We thank Mrs Virginie Pautre for her help in qRT-PCR, Mrs Danièle Adamski, Mrs Loubna Larag and Mr Matthieu Ségura for their assistance in cell culture, Mr Brivael Trelhu for his work on chemotherapy test development, and Mrs Mariko Matsui, Mr Manuel François and Mr Sébastien Maréchal for their work on functional in vitro experiments.

We thank Prof Carlo Chiorri of University of Genoa for his advice and help in the statistical analyses.
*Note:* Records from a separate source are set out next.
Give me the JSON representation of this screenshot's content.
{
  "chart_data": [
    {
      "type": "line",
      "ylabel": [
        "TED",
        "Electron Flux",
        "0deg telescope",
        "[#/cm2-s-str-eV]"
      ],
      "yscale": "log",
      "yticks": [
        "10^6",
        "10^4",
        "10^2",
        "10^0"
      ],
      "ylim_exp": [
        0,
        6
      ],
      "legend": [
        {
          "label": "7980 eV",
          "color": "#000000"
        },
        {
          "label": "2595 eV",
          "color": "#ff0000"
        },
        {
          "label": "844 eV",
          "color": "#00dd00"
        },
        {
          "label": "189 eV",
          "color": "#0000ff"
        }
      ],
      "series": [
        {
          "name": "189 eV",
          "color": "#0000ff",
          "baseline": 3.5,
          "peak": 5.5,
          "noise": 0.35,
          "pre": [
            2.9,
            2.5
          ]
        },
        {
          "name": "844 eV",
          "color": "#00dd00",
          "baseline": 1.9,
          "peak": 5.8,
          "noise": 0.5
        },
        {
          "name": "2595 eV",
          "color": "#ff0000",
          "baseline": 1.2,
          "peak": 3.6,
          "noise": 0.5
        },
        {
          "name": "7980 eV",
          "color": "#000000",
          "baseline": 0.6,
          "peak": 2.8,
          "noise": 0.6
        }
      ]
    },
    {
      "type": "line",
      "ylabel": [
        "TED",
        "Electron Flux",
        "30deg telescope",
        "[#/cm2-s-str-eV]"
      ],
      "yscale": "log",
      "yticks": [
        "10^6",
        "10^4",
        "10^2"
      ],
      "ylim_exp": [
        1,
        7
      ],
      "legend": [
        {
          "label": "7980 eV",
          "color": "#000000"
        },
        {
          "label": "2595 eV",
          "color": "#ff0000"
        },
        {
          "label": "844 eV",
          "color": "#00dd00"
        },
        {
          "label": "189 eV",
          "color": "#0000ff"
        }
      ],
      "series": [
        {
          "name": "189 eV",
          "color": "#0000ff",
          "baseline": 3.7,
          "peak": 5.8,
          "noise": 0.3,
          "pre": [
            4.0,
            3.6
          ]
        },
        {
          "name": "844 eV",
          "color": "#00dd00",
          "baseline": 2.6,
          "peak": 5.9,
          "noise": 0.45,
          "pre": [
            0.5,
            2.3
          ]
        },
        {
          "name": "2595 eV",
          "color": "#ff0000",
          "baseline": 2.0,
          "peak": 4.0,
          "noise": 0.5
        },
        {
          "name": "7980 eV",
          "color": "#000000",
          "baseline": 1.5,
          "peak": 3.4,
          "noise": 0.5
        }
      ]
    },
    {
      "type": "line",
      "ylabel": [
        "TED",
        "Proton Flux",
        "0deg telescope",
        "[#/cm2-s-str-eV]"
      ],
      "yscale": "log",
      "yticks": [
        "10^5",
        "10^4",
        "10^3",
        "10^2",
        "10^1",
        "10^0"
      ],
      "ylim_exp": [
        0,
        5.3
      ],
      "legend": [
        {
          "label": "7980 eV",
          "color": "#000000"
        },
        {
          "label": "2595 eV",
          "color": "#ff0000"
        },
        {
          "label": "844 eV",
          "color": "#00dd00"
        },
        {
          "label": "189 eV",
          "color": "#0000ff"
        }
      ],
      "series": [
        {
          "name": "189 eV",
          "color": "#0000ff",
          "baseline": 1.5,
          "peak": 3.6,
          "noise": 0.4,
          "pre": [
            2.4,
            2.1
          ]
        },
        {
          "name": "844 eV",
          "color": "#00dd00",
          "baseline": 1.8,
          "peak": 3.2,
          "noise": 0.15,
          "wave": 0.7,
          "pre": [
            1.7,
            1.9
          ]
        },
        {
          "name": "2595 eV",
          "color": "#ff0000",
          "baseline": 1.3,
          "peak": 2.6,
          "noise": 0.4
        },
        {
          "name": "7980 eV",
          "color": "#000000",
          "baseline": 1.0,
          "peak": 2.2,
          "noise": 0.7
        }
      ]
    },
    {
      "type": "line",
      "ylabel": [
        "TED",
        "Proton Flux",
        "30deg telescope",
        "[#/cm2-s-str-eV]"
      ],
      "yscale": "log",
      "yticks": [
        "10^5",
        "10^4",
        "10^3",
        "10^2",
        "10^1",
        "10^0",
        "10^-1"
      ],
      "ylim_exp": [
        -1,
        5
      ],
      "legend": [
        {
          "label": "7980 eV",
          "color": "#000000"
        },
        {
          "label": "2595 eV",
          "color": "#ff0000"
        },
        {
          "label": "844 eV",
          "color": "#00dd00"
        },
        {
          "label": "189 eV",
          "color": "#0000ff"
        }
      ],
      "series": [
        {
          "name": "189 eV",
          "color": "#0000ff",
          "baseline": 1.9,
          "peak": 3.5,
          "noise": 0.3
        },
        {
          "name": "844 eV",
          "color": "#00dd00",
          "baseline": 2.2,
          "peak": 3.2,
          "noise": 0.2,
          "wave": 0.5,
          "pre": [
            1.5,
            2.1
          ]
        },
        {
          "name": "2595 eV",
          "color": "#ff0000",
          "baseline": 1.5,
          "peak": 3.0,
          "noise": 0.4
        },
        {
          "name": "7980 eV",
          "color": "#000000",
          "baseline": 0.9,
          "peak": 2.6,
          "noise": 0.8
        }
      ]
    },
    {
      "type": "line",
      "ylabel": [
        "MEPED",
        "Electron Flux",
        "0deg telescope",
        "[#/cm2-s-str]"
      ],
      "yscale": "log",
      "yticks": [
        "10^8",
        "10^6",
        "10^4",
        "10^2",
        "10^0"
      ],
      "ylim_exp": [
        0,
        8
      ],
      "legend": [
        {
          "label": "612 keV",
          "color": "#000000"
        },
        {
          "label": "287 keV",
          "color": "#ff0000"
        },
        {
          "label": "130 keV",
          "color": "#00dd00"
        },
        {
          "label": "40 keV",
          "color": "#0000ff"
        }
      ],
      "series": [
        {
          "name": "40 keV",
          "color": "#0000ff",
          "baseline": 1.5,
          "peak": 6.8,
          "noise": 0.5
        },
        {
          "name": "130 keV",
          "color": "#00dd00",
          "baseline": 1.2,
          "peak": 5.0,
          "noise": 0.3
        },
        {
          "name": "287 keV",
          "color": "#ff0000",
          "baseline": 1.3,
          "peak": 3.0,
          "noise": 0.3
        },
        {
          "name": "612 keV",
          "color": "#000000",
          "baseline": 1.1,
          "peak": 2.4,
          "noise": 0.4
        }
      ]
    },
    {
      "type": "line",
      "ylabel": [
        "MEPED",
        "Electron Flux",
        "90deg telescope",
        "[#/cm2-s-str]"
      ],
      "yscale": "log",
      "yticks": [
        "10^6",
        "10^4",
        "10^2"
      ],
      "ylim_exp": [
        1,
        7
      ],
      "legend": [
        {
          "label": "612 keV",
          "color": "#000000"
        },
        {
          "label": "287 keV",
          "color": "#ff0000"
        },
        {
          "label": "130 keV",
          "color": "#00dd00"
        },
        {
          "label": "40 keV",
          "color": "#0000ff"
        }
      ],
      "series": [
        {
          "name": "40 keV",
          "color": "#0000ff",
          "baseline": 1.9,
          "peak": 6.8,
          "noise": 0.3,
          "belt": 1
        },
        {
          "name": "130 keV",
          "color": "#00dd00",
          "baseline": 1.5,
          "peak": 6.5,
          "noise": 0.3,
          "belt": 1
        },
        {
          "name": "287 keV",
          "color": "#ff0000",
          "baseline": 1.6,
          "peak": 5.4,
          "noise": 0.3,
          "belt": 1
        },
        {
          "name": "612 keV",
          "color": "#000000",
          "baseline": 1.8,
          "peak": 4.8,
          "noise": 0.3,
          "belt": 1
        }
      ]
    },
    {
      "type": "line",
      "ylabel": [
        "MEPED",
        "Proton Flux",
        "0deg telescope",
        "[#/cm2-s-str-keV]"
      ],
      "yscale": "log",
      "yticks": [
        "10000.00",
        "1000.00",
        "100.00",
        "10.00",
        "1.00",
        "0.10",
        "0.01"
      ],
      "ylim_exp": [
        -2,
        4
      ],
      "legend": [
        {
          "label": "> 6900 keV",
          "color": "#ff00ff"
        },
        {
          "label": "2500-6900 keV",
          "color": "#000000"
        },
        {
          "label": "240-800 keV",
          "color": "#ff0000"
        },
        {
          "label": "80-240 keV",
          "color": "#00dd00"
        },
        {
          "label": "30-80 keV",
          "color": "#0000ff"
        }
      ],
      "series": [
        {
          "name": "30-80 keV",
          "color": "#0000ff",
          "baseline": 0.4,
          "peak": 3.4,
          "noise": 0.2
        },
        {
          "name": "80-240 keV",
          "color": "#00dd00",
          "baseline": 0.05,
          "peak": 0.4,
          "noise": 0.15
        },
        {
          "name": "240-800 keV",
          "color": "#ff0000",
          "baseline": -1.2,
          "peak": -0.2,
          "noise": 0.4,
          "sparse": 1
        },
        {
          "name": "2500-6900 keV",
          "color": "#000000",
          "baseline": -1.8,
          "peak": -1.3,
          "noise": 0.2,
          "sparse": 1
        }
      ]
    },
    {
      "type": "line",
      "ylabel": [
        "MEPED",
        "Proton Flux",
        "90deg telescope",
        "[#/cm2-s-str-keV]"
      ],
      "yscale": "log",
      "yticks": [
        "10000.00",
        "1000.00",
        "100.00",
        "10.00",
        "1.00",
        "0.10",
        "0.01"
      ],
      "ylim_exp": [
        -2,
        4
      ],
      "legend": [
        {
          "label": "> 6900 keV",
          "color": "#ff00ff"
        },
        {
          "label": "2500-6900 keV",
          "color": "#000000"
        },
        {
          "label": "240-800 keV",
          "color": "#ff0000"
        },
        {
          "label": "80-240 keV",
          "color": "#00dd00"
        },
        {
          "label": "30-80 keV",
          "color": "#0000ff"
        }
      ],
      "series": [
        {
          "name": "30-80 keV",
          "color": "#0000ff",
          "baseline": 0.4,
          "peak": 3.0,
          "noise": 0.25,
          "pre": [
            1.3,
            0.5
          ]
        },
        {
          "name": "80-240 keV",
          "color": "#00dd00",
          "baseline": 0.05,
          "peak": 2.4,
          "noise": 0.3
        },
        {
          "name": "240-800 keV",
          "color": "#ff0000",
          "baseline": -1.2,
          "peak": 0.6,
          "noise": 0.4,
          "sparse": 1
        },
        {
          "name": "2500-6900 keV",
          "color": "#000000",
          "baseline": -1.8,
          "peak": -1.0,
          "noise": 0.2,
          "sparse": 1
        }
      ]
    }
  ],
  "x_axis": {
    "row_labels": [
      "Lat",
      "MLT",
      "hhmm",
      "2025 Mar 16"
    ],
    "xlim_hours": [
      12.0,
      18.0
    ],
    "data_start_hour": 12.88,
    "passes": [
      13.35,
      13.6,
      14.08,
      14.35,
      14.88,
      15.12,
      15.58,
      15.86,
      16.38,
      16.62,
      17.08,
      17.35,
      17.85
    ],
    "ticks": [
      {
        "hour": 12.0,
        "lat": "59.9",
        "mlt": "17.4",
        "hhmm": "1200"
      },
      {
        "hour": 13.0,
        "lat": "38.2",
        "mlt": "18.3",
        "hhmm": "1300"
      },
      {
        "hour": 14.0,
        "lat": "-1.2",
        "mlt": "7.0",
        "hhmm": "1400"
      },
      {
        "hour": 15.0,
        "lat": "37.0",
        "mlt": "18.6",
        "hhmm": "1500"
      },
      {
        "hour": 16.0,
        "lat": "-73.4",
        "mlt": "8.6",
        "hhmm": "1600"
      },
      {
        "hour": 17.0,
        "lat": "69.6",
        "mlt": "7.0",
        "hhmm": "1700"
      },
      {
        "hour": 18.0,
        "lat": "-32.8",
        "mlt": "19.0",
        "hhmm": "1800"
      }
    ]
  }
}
This work is part of the national program “Carte d’Identité des Tumeurs® (CIT), funded and developed by the Ligue Nationale Contre le Cancer. SB was supported by La Ligue Contre le Cancer – comité de l’Isère. SM was supported by La Ligue Nationale Contre le Cancer.

CONFLICTS OF INTEREST

No potential conflicts of interest were disclosed.